To support their latest project, the team, which includes collaborators from Case Western, Georgetown University, the Mayo Clinic, the University of California at San Diego, the University of Florida and Vanderbilt University, turned to NVIDIA FLARE (NVFlare), an open source framework that includes robust security features, advanced privacy protection techniques, and a flexible system architecture.

Through the NVIDIA Academic Scholarship ProgramThe committee received four NVIDIA RTX A5000 GPUwhich were distributed among the participating research institutes to configure their workstations for federated learning. Other contributors used NVIDIA GPUs in the cloud and on local servers, highlighting the flexibility of NVFLare.

Cracking the code of federated learning

Each of the six participating medical centers provided data from about 50 medical imaging studies for the project, which focused on renal cell carcinoma, a type of kidney cancer.

“The idea of ​​federated learning is that during training we exchange the model instead of exchanging the data,” said Yuankai Huo, assistant professor of computer science and director of the Biomedical Data Representation and Learning Laboratory at Vanderbilt University.

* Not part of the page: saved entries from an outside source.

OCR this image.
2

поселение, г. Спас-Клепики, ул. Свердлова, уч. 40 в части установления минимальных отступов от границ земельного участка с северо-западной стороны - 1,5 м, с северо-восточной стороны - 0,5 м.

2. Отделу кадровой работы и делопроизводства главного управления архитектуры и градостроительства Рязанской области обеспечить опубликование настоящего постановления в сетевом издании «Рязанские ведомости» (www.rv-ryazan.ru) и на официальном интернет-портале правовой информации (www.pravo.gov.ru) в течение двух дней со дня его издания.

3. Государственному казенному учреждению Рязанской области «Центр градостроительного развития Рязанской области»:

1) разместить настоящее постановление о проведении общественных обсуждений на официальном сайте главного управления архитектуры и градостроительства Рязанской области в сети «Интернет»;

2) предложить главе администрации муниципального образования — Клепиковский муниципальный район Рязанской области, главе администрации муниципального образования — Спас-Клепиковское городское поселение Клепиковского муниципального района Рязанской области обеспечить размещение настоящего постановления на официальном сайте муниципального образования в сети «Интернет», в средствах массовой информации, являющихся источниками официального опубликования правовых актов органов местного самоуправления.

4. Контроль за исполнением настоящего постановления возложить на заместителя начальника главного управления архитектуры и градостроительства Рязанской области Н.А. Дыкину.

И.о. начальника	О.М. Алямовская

In a federated learning framework, an initial global model transmits model parameters to client servers. Each server uses those parameters to configure a local version of the model that is trained on the organization's proprietary data. Updated parameters from each of the local models are then sent back to the global model, where they are aggregated to produce a new global model. The cycle repeats until the model's predictions no longer improve with each round of training.

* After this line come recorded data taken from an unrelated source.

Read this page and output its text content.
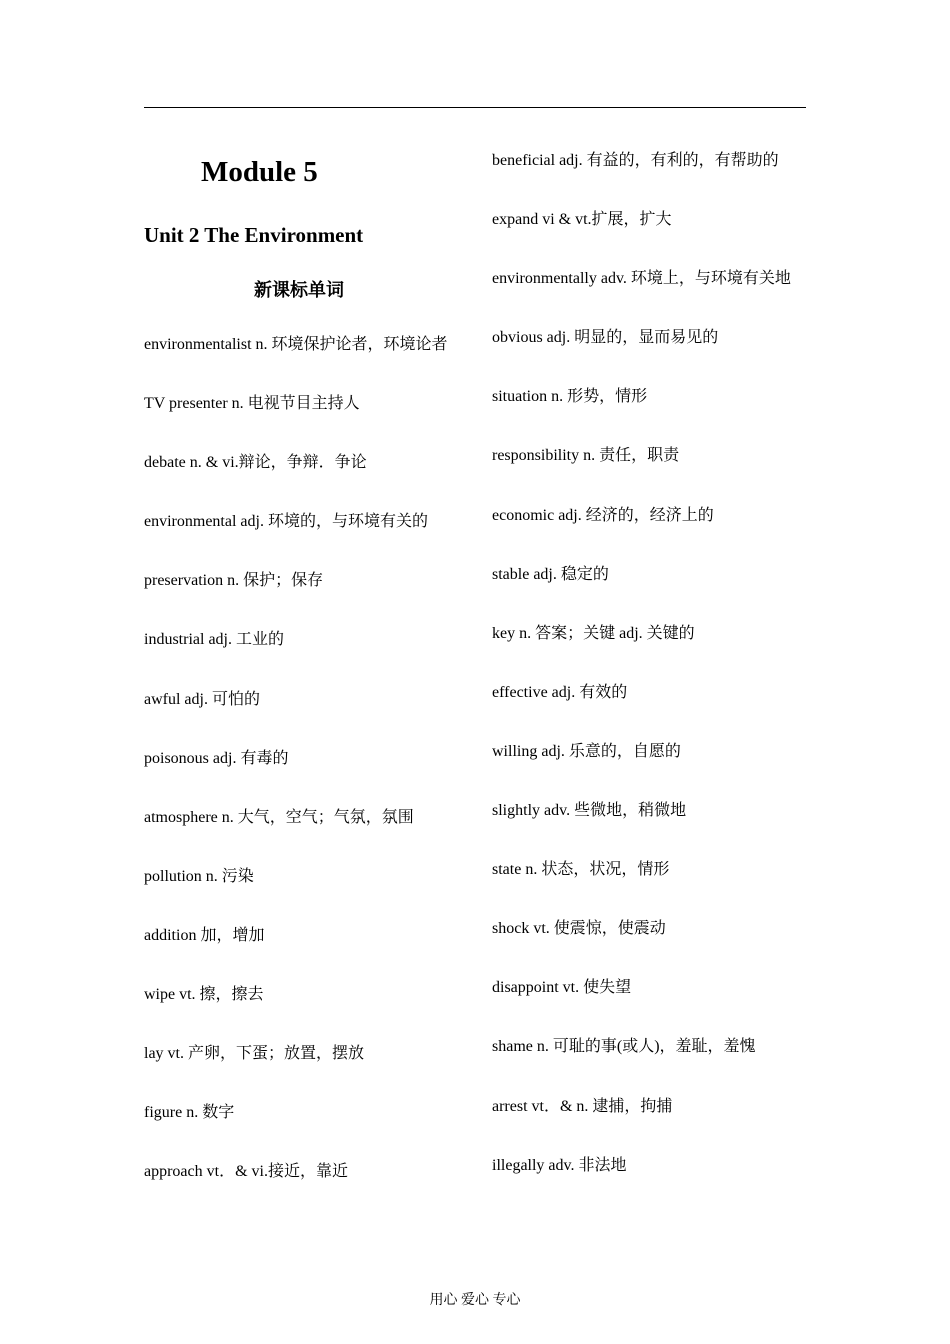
Module 5
Unit 2 The Environment
新课标单词
environmentalist n. 环境保护论者，环境论者
TV presenter n. 电视节目主持人
debate n. & vi.辩论，争辩．争论
environmental adj. 环境的，与环境有关的
preservation n. 保护；保存
industrial adj. 工业的
awful adj. 可怕的
poisonous adj. 有毒的
atmosphere n. 大气，空气；气氛，氛围
pollution n. 污染
addition 加，增加
wipe vt. 擦，擦去
lay vt. 产卵，下蛋；放置，摆放
figure n. 数字
approach vt．& vi.接近，靠近
beneficial adj. 有益的，有利的，有帮助的
expand vi & vt.扩展，扩大
environmentally adv. 环境上，与环境有关地
obvious adj. 明显的，显而易见的
situation n. 形势，情形
responsibility n. 责任，职责
economic adj. 经济的，经济上的
stable adj. 稳定的
key n. 答案；关键 adj. 关键的
effective adj. 有效的
willing adj. 乐意的，自愿的
slightly adv. 些微地，稍微地
state n. 状态，状况，情形
shock vt. 使震惊，使震动
disappoint vt. 使失望
shame n. 可耻的事(或人)，羞耻，羞愧
arrest vt．& n. 逮捕，拘捕
illegally adv. 非法地
用心 爱心 专心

The group experimented with model architectures and hyperparameters to optimize training speed, accuracy, and the number of imaging studies required to train the model to the desired level of accuracy.

AI-assisted annotation with NVIDIA MONAI

In the first phase of the project, the training data used for the model was manually labeled. For the next phase, the team is using NVIDIA MONAI for AI-assisted annotation to evaluate how the model’s performance differs with AI-assisted segmented training data compared to traditional annotation methods.

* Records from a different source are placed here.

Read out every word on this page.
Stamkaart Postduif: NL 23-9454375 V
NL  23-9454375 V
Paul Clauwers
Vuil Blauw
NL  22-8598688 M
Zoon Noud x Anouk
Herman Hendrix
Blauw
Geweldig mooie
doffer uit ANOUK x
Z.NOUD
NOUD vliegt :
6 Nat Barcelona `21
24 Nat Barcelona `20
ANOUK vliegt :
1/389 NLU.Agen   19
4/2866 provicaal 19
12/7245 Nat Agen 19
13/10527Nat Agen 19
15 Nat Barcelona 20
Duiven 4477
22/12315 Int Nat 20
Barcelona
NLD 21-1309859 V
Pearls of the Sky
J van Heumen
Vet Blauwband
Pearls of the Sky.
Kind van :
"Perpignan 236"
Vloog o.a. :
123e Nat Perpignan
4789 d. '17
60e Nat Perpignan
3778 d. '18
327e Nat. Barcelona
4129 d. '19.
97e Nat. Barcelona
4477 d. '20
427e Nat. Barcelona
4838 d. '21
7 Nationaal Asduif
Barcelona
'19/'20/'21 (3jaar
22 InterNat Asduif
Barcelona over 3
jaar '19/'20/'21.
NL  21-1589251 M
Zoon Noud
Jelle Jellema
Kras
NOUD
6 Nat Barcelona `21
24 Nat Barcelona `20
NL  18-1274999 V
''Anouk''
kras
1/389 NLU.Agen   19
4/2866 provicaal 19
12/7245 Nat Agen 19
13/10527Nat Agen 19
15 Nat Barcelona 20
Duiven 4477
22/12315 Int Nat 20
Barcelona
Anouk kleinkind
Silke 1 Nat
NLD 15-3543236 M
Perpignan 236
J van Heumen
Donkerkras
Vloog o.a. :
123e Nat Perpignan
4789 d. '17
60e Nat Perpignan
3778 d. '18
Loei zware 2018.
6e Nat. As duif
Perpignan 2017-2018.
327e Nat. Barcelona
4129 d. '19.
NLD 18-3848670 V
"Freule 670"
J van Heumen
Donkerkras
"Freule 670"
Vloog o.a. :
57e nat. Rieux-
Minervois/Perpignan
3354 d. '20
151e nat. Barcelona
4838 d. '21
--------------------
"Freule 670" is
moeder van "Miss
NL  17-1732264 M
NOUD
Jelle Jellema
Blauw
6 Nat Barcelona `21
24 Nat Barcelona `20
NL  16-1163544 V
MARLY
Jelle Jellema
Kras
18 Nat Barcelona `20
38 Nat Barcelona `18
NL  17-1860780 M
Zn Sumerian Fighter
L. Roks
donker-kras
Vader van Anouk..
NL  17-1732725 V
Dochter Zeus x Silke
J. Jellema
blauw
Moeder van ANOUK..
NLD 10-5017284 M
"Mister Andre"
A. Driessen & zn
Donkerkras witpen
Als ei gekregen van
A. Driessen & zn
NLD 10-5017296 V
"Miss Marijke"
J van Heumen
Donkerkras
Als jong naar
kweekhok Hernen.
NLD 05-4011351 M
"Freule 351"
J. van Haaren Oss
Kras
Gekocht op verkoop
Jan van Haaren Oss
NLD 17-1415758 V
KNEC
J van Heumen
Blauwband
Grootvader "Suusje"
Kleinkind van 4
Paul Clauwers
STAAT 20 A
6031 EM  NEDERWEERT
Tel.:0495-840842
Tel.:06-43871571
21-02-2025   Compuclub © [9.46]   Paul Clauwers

“The biggest problem with federated learning activities is that the data across sites isn’t terribly uniform. People use different imaging equipment, have different protocols, and simply label their data differently,” Garrett said. “By training the federated learning model a second time with MONAI incorporated, we aim to find out if that improves the overall annotation accuracy.”

The team is using MONAI Tagan image labeling tool that allows users to develop custom AI annotation applications, reducing the time and effort required to create new datasets. Experts will validate and refine AI-generated segmentations before they are used for model training.

Data from both manual and AI-assisted annotation phases are hosted on Flywheel, a leading medical imaging and AI data platform that features NVIDIA MONAI integrated in their offers.

Once the project is complete, the team plans to publish their methodology, annotated datasets, and pre-trained model to support future work.

“We are interested in not only exploring these tools,” Garrett said, “but also in publishing our work so that others can learn and use these tools across the medical field.”

Apply for an NVIDIA Academic Scholarship

He NVIDIA Academic Scholarship Program Promotes academic research by providing world-class computing resources and access to researchers. Applications are now open for full-time faculty at accredited academic institutions who use NVIDIA technology to accelerate projects in Simulation and modeling, Generative AI and large language models.

Future application cycles will focus on data science, graph and vision, and edge AI projects, including federated learning.